Thanks to Alexander Korda (producer of The Third Man – see page 18), Pressburger met Powell on their first collaboration, The Spy in Black (1939), about German U-boat sailors in the Orkneys in the First World War.

And so their unique, almost telepathic link was forged. Pressburger wrote the scripts and Powell directed them; they produced them together. In archive footage shot in their old age, Powell speaks in urbane, diffident English; Pressburger with a thick accent. You can sense their strong link, as they smile at each other’s reminiscences – they never had a cross word in 20 years’ working together.

This is really a film for Powell and Pressburger fans. If you are one, you’ll share Scorsese’s enthusiasms. He was thrilled by their nitrate colour prints, used to produce intense, saturated colours. Watching The Life and Death of Colonel Blimp (1943), the young Scorsese was blown away by the duel between Blimp (Roger Livesey) and Theo Kretschmar- Schuldorff (Anton Walbrook). The film concentrates on the build-up rather than the duel itself. He used this technique in Raging Bull (1980), focusing on Jake LaMotta’s long walk to the ring.

Scorsese shows how subversive the Powell-Pressburger films were, for all their ultra-Britishness. Powell hated being ‘tied to facts’ – thus the dreariness of their conventional war films, The Battle of the River Plate (1956) and Ill Met by Moonlight (1957).
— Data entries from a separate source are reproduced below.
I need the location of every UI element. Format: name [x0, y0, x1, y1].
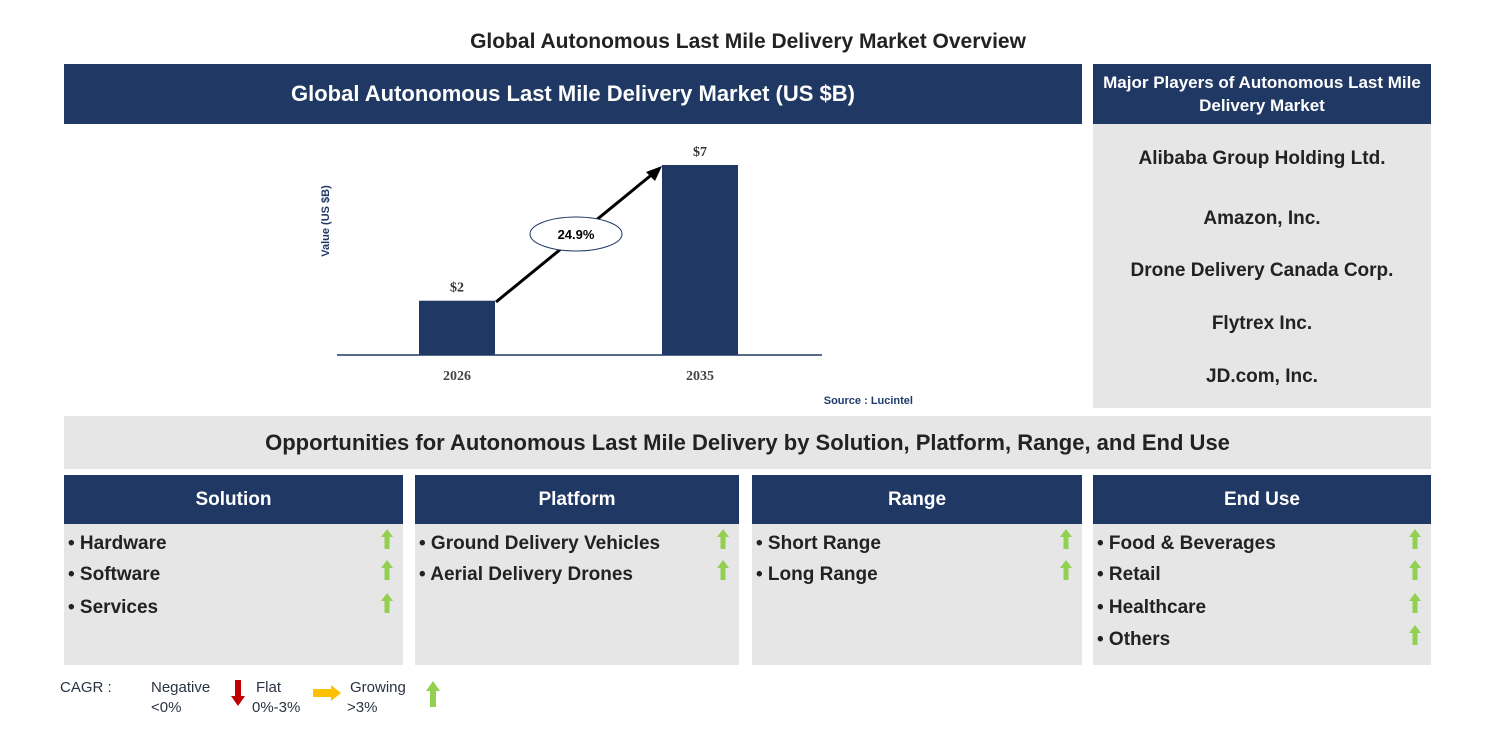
x-tick-label: 2026 [443, 369, 471, 384]
y-axis-label: Value (US $B) [320, 185, 332, 257]
up-arrow-icon [717, 529, 729, 549]
player-item: Drone Delivery Canada Corp. [1130, 260, 1394, 281]
up-arrow-icon [1409, 529, 1421, 549]
cagr-label: 24.9% [558, 227, 595, 242]
up-arrow-icon [381, 529, 393, 549]
up-arrow-icon [1060, 529, 1072, 549]
cagr-ellipse [529, 216, 623, 252]
players-header: Major Players of Autonomous Last Mile De… [1093, 64, 1431, 124]
bar-chart: Value (US $B) $2 2026 $7 2035 24.9% Source … [320, 145, 913, 407]
bar-2035 [662, 165, 738, 355]
up-arrow-icon [1409, 560, 1421, 580]
segment-item: • Healthcare [1097, 597, 1207, 618]
players-list: Alibaba Group Holding Ltd. Amazon, Inc. … [1093, 124, 1431, 408]
legend-flat-range: 0%-3% [252, 699, 301, 716]
segment-item: • Services [68, 597, 159, 618]
data-label: $2 [450, 281, 464, 296]
legend-growing: Growing [350, 679, 406, 696]
up-arrow-icon [381, 593, 393, 613]
segment-item: • Aerial Delivery Drones [419, 564, 633, 585]
segment-panel: • Food & Beverages • Retail • Healthcare • … [1093, 524, 1431, 665]
chart-header: Global Autonomous Last Mile Delivery Mar… [64, 64, 1082, 124]
player-item: JD.com, Inc. [1206, 366, 1318, 387]
legend-flat: Flat [256, 679, 282, 696]
up-arrow-icon [1409, 593, 1421, 613]
growth-arrowhead [646, 166, 662, 181]
up-arrow-icon [717, 560, 729, 580]
segment-panel: • Short Range • Long Range [752, 524, 1082, 665]
segment-panel: • Ground Delivery Vehicles • Aerial Deliv… [415, 524, 739, 665]
player-item: Flytrex Inc. [1211, 313, 1313, 334]
data-label: $7 [693, 145, 707, 160]
up-arrow-icon [1409, 625, 1421, 645]
segment-item: • Software [68, 564, 161, 585]
legend-growing-range: >3% [347, 699, 378, 716]
segment-item: • Food & Beverages [1097, 533, 1276, 554]
segment-header: Platform [415, 475, 739, 524]
segment-panel: • Hardware • Software • Services [64, 524, 403, 665]
segment-header: End Use [1093, 475, 1431, 524]
bar-2026 [419, 300, 495, 355]
segment-item: • Long Range [756, 564, 878, 585]
player-item: Amazon, Inc. [1203, 208, 1321, 229]
segment-item: • Short Range [756, 533, 881, 554]
segment-header: Range [752, 475, 1082, 524]
segment-item: • Retail [1097, 564, 1161, 585]
up-arrow-icon [1060, 560, 1072, 580]
up-arrow-icon [381, 560, 393, 580]
right-arrow-icon [313, 685, 341, 701]
player-item: Alibaba Group Holding Ltd. [1138, 148, 1386, 169]
source-label: Source : Lucintel [824, 395, 913, 407]
opportunities-title: Opportunities for Autonomous Last Mile D… [64, 416, 1431, 469]
segment-item: • Ground Delivery Vehicles [419, 533, 661, 554]
segment-header: Solution [64, 475, 403, 524]
segment-item: • Others [1097, 629, 1171, 650]
page-title: Global Autonomous Last Mile Delivery Mar… [470, 30, 1026, 53]
up-arrow-icon [426, 681, 440, 707]
legend-cagr: CAGR : [60, 679, 112, 696]
legend-negative: Negative [151, 679, 211, 696]
legend-negative-range: <0% [151, 699, 182, 716]
segment-item: • Hardware [68, 533, 167, 554]
x-tick-label: 2035 [686, 369, 714, 384]
down-arrow-icon [231, 680, 245, 706]
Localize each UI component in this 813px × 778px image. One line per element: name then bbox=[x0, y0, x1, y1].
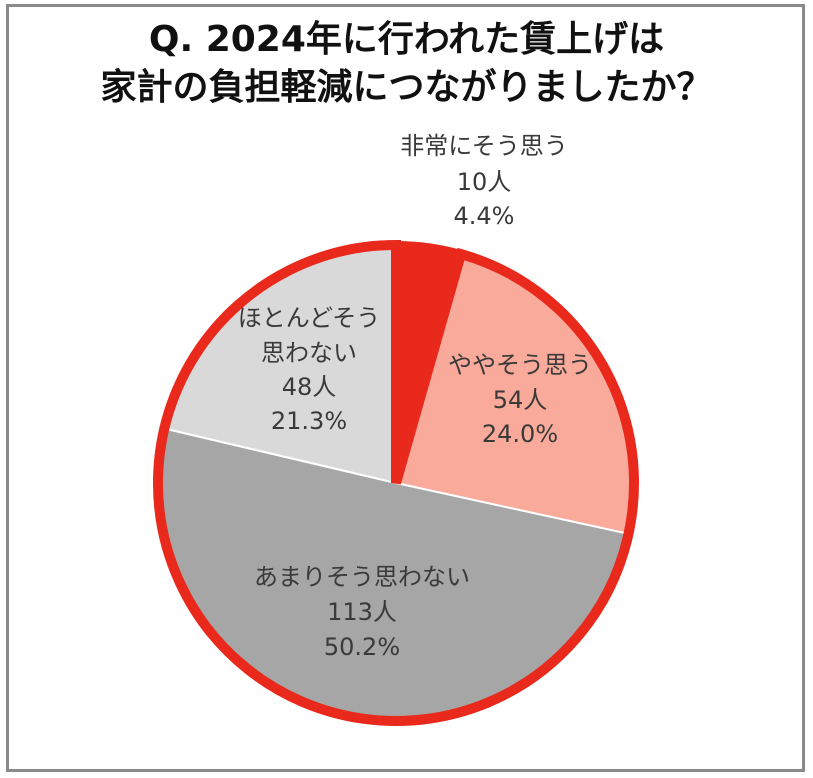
title-line-1: Q. 2024年に行われた賃上げは bbox=[148, 19, 665, 60]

As Pressburger put it, the two of them ‘set traps to capture magic’.

A Matter of Life and Death (1946) is full of magic tricks: the frozen moments where the cast stands still while David Niven is caught in limbo between life and death; filming heaven in bleak black-and- white, with the joy of real life captured in three-strip Technicolor. The technical side wasn’t easy either: the stairway to heaven took three months to build.

Scorsese takes you through the technical side of film-making without blinding you with science. Take the ‘composed film’ technique, pioneered in Black Narcissus (1947). Ten minutes were devoted just to music, without words, with the movie filmed round the music, rather than the music being fitted to the movie.

‘All art is one,’ Powell said of the combination of his influences. And Scorsese is the ideal guide to the Powell- Pressburger art of dreamlike, magical film-making.